Responses To NSA Snooping: Security, Litigiousness And A Little Profanity
Back then, hardly any big-name firms produced “transparency reports” outlining how many law-enforcement inquiries they received, and many hadn’t even taken the lesser step of publishing the guidelines governing their responses to those queries.
And even when they pushed back against government curiosity, they didn’t bother telling us about it. Google, Yahoo and Microsoft had all decided to require warrants before turning over stored e-mail to law-enforcement investigations—an interpretation of the Electronic Communications Privacy Act’s loose provisions only upheld by one circuit court—but didn’t disclose that until early 2013.
And then the agency charged with cracking the digital security of American adversaries elsewhere found itself thoroughly “p0wned” by contractor Edward Snowden.
Snowden’s exposure of the National Security Agency’s PRISM scheme for data queries and a massive phone-metadata-collection effort soon enough set off a rush to publish transparency reports—Facebook, Yahoo and most recently Apple have followed the lead of Google, Twitter and Microsoft.
Then we began learning that some of these firms had also been fighting national-security overreach for longer than imagined—by way of them petitioning the Foreign Intelligence Surveillance Court for the right to disclose more details about their responses to these data demands. That contingent now includes Apple, Dropbox, Facebook, Google, LinkedIn, Microsoft and Yahoo.
Since 2011, the Electronic Frontier Foundation has graded the digital-liberties efforts of major tech firms in annual “Who Has Your Back?” reports. This spring’s is already obsolete. “There would be many more stars than we currently have on the chart,” said EFF staff attorney Nate Cardozo on Friday.
(The paucity of the EFF’s gold-star endorsements for major telecom firms, however, will look even worse if the telcos keep acting as if this is somebody else’s problem, not something they have sometimes been paid to maintain.)
The latest rounds of Snowden-sourced news, however, show an NSA unwilling even to play by the generous rules that govern mechanisms like PRISM. In September, we learned that the folks in Ft.

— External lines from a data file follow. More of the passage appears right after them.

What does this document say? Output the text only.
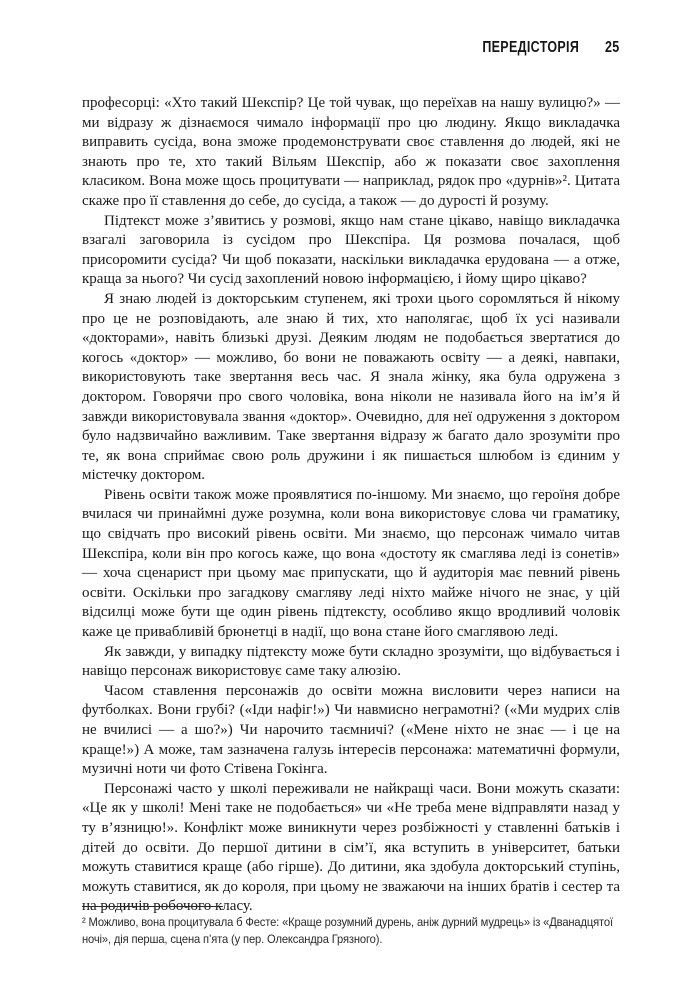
ПЕРЕДІСТОРІЯ 25

професорці: «Хто такий Шекспір? Це той чувак, що переїхав на нашу вулицю?» — ми відразу ж дізнаємося чимало інформації про цю людину. Якщо викладачка виправить сусіда, вона зможе продемонструвати своє ставлення до людей, які не знають про те, хто такий Вільям Шекспір, або ж показати своє захоплення класиком. Вона може щось процитувати — наприклад, рядок про «дурнів»². Цитата скаже про її ставлення до себе, до сусіда, а також — до дурості й розуму.

Підтекст може з’явитись у розмові, якщо нам стане цікаво, навіщо викладачка взагалі заговорила із сусідом про Шекспіра. Ця розмова почалася, щоб присоромити сусіда? Чи щоб показати, наскільки викладачка ерудована — а отже, краща за нього? Чи сусід захоплений новою інформацією, і йому щиро цікаво?

Я знаю людей із докторським ступенем, які трохи цього соромляться й нікому про це не розповідають, але знаю й тих, хто наполягає, щоб їх усі називали «докторами», навіть близькі друзі. Деяким людям не подобається звертатися до когось «доктор» — можливо, бо вони не поважають освіту — а деякі, навпаки, використовують таке звертання весь час. Я знала жінку, яка була одружена з доктором. Говорячи про свого чоловіка, вона ніколи не називала його на ім’я й завжди використовувала звання «доктор». Очевидно, для неї одруження з доктором було надзвичайно важливим. Таке звертання відразу ж багато дало зрозуміти про те, як вона сприймає свою роль дружини і як пишається шлюбом із єдиним у містечку доктором.

Рівень освіти також може проявлятися по-іншому. Ми знаємо, що героїня добре вчилася чи принаймні дуже розумна, коли вона використовує слова чи граматику, що свідчать про високий рівень освіти. Ми знаємо, що персонаж чимало читав Шекспіра, коли він про когось каже, що вона «достоту як смаглява леді із сонетів» — хоча сценарист при цьому має припускати, що й аудиторія має певний рівень освіти. Оскільки про загадкову смагляву леді ніхто майже нічого не знає, у цій відсилці може бути ще один рівень підтексту, особливо якщо вродливий чоловік каже це привабливій брюнетці в надії, що вона стане його смаглявою леді.

Як завжди, у випадку підтексту може бути складно зрозуміти, що відбувається і навіщо персонаж використовує саме таку алюзію.

Часом ставлення персонажів до освіти можна висловити через написи на футболках. Вони грубі? («Іди нафіг!») Чи навмисно неграмотні? («Ми мудрих слів не вчилисі — а шо?») Чи нарочито таємничі? («Мене ніхто не знає — і це на краще!») А може, там зазначена галузь інтересів персонажа: математичні формули, музичні ноти чи фото Стівена Гокінга.

Персонажі часто у школі переживали не найкращі часи. Вони можуть сказати: «Це як у школі! Мені таке не подобається» чи «Не треба мене відправляти назад у ту в’язницю!». Конфлікт може виникнути через розбіжності у ставленні батьків і дітей до освіти. До першої дитини в сім’ї, яка вступить в університет, батьки можуть ставитися краще (або гірше). До дитини, яка здобула докторський ступінь, можуть ставитися, як до короля, при цьому не зважаючи на інших братів і сестер та на родичів робочого класу.

² Можливо, вона процитувала б Фесте: «Краще розумний дурень, аніж дурний мудрець» із «Дванадцятої ночі», дія перша, сцена п’ята (у пер. Олександра Грязного).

Meade, Md., have spent years coverty subverting widely-used encryption measures.
A month later, the Washington Post reported that the NSA had crossed another line by tapping overseas fiber-optic cables to collect entire streams of information flowing between U.S. firms’ data centers—routing around the ban on the NSA collecting data on American citizens in the U.S.
And to judge from the glib descriptions of this “MUSCULAR” program in leaked presentations, the NSA is outright giddy about outmaneuvering the dot-coms.
Learning that they’ve been compromised so thoroughly, and that the NSA can be so smug about it, has pushed tech firms to make major security upgrades.
Yahoo, for example, is finally moving to make session-wide encryption the standard for its Web-mail service. Google, meanwhile, has gone a major step further by encrypting the links between its data centers—leaving the NSA’s taps receiving only static, at least until the wizards there can defeat that scrambling.
It’s also led to the spectacle of individual Google employees using their employers’ own social network to say what they really think about the NSA. That’s been some arresting testimony, from Google+ chief architect Yonatan Zunger’s June declaration that “We didn’t fight the Cold War just so we could rebuild the Stasi ourselves” to engineer Brandon Downey’s more recent, pithy and profane “F**k these guys” and Mike Hearn’s equally angry endorsement of Downey’s stance.
Any one individual’s views need not reflect an employer’s policies any more than Snowden’s principles match the NSA’s.
But allowing this kind of speaking out (see also Microsoft’s opening itself up to employee blogging a decade ago) shows a healthier corporate culture than the average Silicon Valley reign of secrecy at all costs.
And since some of these tech firms have more recently moved beyond advocating more transparency to coming out in support of meaningful curbs on the NSA’s reach, it seems that the executives at the top who speak in more measured sentences share their employees’ outrage.
You could brush aside all this behavior as self-serving moves to clean up Big Tech’s image. But if such an unclean motivation delivers more secure services, sustained legal resistance to the NSA’s “collect it all” overreach and the use of corporate political leverage for a worthy cause, I’ll take it.